[lit-ideas] Re: "Promissory Materialism" [was: the first lines are the argument referred by]

  • From: John Wager <jwager@xxxxxxxxxx>
  • To: lit-ideas@xxxxxxxxxxxxx
  • Date: Tue, 08 Nov 2011 08:14:43 -0600

Donal McEvoy wrote:
. . . . Papineau doesn’t suppose that current science has yet established any such identity; and while he can “see no reason to think that such advances need to take us beyond physical theories of the same general sort as we already have”, he does admit that “it is possible that our access to such identities will require significant advances in brain science.” In other words, we accept this materialism on the promise that it will deliver the necessary advances, however "significant". [It is also only a promise to claim that these advances will not need to take us beyond physical theories of the same general sort as we already have] While Popper makes it clear he does not assert that “it is /impossible/ that things may happen as the physicalist says here” [/TSAIB/ p.98], nevertheless “all the physicalist offers is, as it were, a cheque drawn against his future prospects, and based on the hope that a theory will be developed one day which solves his problems for him; the hope, in short, that something will turn up.”

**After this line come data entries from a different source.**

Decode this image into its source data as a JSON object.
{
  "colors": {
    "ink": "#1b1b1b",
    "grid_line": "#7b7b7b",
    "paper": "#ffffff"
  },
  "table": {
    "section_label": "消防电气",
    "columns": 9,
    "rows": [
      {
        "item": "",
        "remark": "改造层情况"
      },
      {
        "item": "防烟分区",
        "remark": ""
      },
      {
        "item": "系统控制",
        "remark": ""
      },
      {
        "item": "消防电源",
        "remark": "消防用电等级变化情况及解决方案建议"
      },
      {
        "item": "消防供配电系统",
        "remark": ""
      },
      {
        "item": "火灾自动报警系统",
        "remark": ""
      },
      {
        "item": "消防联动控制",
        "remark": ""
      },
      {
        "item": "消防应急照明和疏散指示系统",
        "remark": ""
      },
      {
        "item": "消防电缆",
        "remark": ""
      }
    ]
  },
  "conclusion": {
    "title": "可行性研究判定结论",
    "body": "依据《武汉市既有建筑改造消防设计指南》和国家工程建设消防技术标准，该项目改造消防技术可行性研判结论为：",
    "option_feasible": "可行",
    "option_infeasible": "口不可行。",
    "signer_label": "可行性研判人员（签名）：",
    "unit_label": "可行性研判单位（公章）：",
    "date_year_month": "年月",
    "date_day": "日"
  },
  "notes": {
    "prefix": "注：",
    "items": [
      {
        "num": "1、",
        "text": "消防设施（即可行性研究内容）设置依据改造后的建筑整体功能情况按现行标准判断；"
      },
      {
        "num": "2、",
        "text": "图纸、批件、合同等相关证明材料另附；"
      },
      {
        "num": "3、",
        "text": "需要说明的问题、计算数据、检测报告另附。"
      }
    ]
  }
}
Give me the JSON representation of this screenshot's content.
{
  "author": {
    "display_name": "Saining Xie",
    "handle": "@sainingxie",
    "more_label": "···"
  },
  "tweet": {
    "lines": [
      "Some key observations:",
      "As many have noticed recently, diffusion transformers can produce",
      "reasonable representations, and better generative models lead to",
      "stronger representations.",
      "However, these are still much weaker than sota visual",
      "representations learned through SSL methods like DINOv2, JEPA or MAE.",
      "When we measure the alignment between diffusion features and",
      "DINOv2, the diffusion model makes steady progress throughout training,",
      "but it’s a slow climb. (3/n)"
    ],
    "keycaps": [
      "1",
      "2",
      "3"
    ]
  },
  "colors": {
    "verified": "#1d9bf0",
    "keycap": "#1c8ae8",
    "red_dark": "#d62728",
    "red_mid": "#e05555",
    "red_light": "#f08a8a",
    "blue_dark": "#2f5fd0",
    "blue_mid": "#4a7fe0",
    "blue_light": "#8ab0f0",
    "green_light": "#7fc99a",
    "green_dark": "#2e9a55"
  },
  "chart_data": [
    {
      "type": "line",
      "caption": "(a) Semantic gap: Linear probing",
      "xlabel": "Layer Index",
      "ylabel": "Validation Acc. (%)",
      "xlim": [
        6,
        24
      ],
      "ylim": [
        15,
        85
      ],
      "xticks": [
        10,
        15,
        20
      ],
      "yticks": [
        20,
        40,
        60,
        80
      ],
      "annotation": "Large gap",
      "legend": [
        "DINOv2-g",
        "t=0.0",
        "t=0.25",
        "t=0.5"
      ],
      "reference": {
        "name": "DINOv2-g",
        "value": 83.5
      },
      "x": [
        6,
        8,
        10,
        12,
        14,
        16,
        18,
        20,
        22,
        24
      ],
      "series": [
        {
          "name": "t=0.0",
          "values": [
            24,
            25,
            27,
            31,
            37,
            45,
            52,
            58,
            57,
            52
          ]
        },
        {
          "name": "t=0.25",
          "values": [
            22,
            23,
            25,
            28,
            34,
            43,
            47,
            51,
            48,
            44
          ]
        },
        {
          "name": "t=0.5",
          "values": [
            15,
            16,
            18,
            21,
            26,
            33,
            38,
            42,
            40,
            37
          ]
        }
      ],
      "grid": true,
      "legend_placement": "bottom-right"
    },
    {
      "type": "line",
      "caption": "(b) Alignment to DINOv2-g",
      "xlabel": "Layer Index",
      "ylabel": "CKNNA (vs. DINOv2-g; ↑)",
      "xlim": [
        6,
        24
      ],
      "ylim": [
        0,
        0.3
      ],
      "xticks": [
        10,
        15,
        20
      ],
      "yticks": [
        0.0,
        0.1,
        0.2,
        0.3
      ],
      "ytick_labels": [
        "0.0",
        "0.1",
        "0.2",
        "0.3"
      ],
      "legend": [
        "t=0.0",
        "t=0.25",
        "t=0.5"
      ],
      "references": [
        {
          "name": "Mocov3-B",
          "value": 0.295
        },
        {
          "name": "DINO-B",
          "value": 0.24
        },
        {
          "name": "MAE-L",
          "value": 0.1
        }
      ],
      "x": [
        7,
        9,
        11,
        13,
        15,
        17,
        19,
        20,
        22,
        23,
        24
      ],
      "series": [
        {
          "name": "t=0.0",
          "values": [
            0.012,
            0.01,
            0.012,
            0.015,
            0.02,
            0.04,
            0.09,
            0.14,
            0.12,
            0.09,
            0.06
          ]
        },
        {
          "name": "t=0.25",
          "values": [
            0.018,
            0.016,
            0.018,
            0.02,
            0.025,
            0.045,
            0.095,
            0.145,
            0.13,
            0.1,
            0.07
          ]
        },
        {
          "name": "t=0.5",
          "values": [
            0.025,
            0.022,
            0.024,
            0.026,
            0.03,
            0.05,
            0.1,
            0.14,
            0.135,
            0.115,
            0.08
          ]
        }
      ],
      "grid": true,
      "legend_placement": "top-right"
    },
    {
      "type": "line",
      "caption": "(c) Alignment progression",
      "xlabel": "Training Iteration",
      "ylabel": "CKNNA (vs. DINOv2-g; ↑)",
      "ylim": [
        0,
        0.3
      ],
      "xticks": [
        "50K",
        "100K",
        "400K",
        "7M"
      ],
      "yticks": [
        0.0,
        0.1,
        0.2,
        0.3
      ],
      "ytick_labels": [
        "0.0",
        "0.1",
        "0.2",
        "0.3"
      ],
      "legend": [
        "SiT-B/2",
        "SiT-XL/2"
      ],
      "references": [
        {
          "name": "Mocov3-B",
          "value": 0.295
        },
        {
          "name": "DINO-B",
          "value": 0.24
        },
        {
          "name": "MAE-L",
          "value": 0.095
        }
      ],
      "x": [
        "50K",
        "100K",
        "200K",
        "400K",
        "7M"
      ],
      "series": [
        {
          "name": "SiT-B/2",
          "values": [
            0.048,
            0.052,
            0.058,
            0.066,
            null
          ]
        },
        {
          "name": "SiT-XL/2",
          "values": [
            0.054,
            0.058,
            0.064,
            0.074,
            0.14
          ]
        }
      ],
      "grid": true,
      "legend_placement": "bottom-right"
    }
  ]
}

Here's one way to test this: If scientists succeed in creating a non-phenomenal way to induce the theory of materialism into the brain that does not require a logical analysis of an argument, then the theory should hold true. "Theories" are phenomenal, after all, not material. So "in theory" if materialism is true, its truth should be independent of its phenomenal status; it should be possible to "cause" truth by material changes in the structure of the brain independent of the arguments proposed for that truth.